At no point before the stack emptied does the automaton terminate unsuccessfully and the input is empty once the stack is so the automaton terminates successfully. In other words, this string is recognised as a member of the language.

Note that this is one possible computational path. It is, in fact, the only one which terminates successfully.

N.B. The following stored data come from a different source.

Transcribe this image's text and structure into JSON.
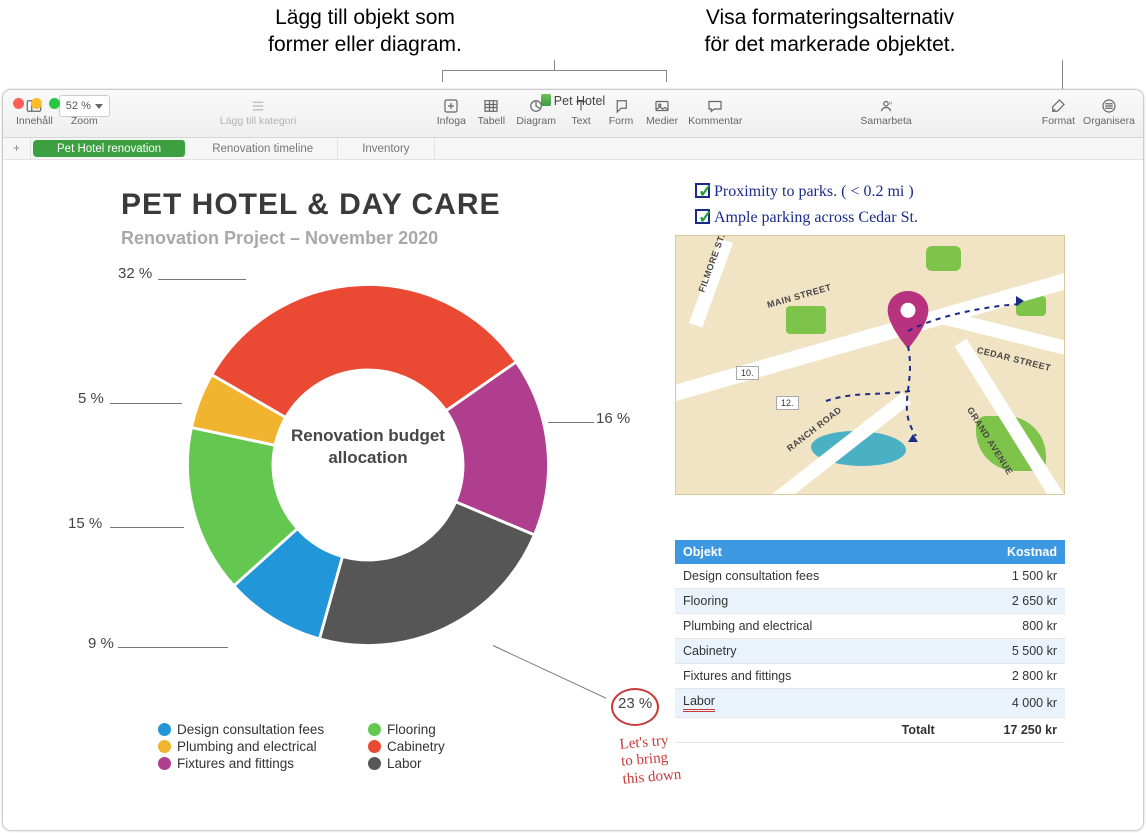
{
  "callouts": {
    "left": "Lägg till objekt som\nformer eller diagram.",
    "right": "Visa formateringsalternativ\nför det markerade objektet."
  },
  "window": {
    "doc_title": "Pet Hotel",
    "zoom_value": "52 %",
    "toolbar": {
      "innehall": "Innehåll",
      "zoom": "Zoom",
      "lagg_till_kategori": "Lägg till kategori",
      "infoga": "Infoga",
      "tabell": "Tabell",
      "diagram": "Diagram",
      "text": "Text",
      "form": "Form",
      "medier": "Medier",
      "kommentar": "Kommentar",
      "samarbeta": "Samarbeta",
      "format": "Format",
      "organisera": "Organisera"
    },
    "sheets": {
      "add_tooltip": "+",
      "tabs": [
        "Pet Hotel renovation",
        "Renovation timeline",
        "Inventory"
      ]
    }
  },
  "page": {
    "title": "PET HOTEL & DAY CARE",
    "subtitle": "Renovation Project – November 2020"
  },
  "handwriting": {
    "line1": "Proximity to parks. ( < 0.2 mi )",
    "line2": "Ample parking across  Cedar St."
  },
  "chart_data": {
    "type": "pie",
    "title": "Renovation budget allocation",
    "series": [
      {
        "name": "Design consultation fees",
        "value": 9,
        "color": "#2196d8",
        "label": "9 %"
      },
      {
        "name": "Flooring",
        "value": 15,
        "color": "#64c850",
        "label": "15 %"
      },
      {
        "name": "Plumbing and electrical",
        "value": 5,
        "color": "#f0b42e",
        "label": "5 %"
      },
      {
        "name": "Cabinetry",
        "value": 32,
        "color": "#ea4a33",
        "label": "32 %"
      },
      {
        "name": "Fixtures and fittings",
        "value": 16,
        "color": "#b03e8e",
        "label": "16 %"
      },
      {
        "name": "Labor",
        "value": 23,
        "color": "#565656",
        "label": "23 %"
      }
    ],
    "legend_order": [
      [
        "Design consultation fees",
        "Flooring"
      ],
      [
        "Plumbing and electrical",
        "Cabinetry"
      ],
      [
        "Fixtures and fittings",
        "Labor"
      ]
    ]
  },
  "annotation": {
    "text": "Let's try\nto bring\nthis down"
  },
  "map": {
    "roads": [
      "FILMORE ST.",
      "MAIN STREET",
      "CEDAR STREET",
      "RANCH ROAD",
      "GRAND AVENUE"
    ],
    "badges": [
      "10.",
      "12."
    ]
  },
  "cost_table": {
    "headers": {
      "item": "Objekt",
      "cost": "Kostnad"
    },
    "rows": [
      {
        "item": "Design consultation fees",
        "cost": "1 500 kr"
      },
      {
        "item": "Flooring",
        "cost": "2 650 kr"
      },
      {
        "item": "Plumbing and electrical",
        "cost": "800 kr"
      },
      {
        "item": "Cabinetry",
        "cost": "5 500 kr"
      },
      {
        "item": "Fixtures and fittings",
        "cost": "2 800 kr"
      },
      {
        "item": "Labor",
        "cost": "4 000 kr"
      }
    ],
    "total_label": "Totalt",
    "total_value": "17 250 kr"
  }
}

There are many others, some of which terminate unsuccessfully and some of which fail to terminate at all. As discussed earlier we could represent the set of all computational paths with a tree, but this tree would be infinite. It is possible to give a deterministic algorithm by, for example, traversing this tree in breadth first order. There’s no way for a deterministic pushdown automaton to do this, since maintaining the full tree requires something more powerful than a stack, but it could be done, for example, by a deterministic Turing machine. With a breadth first traversal we would only see a finite portion of the full infinite tree. I have chosen not to illustrate the portion which would be traversed because this planet is unfortunately not large enough to contain it.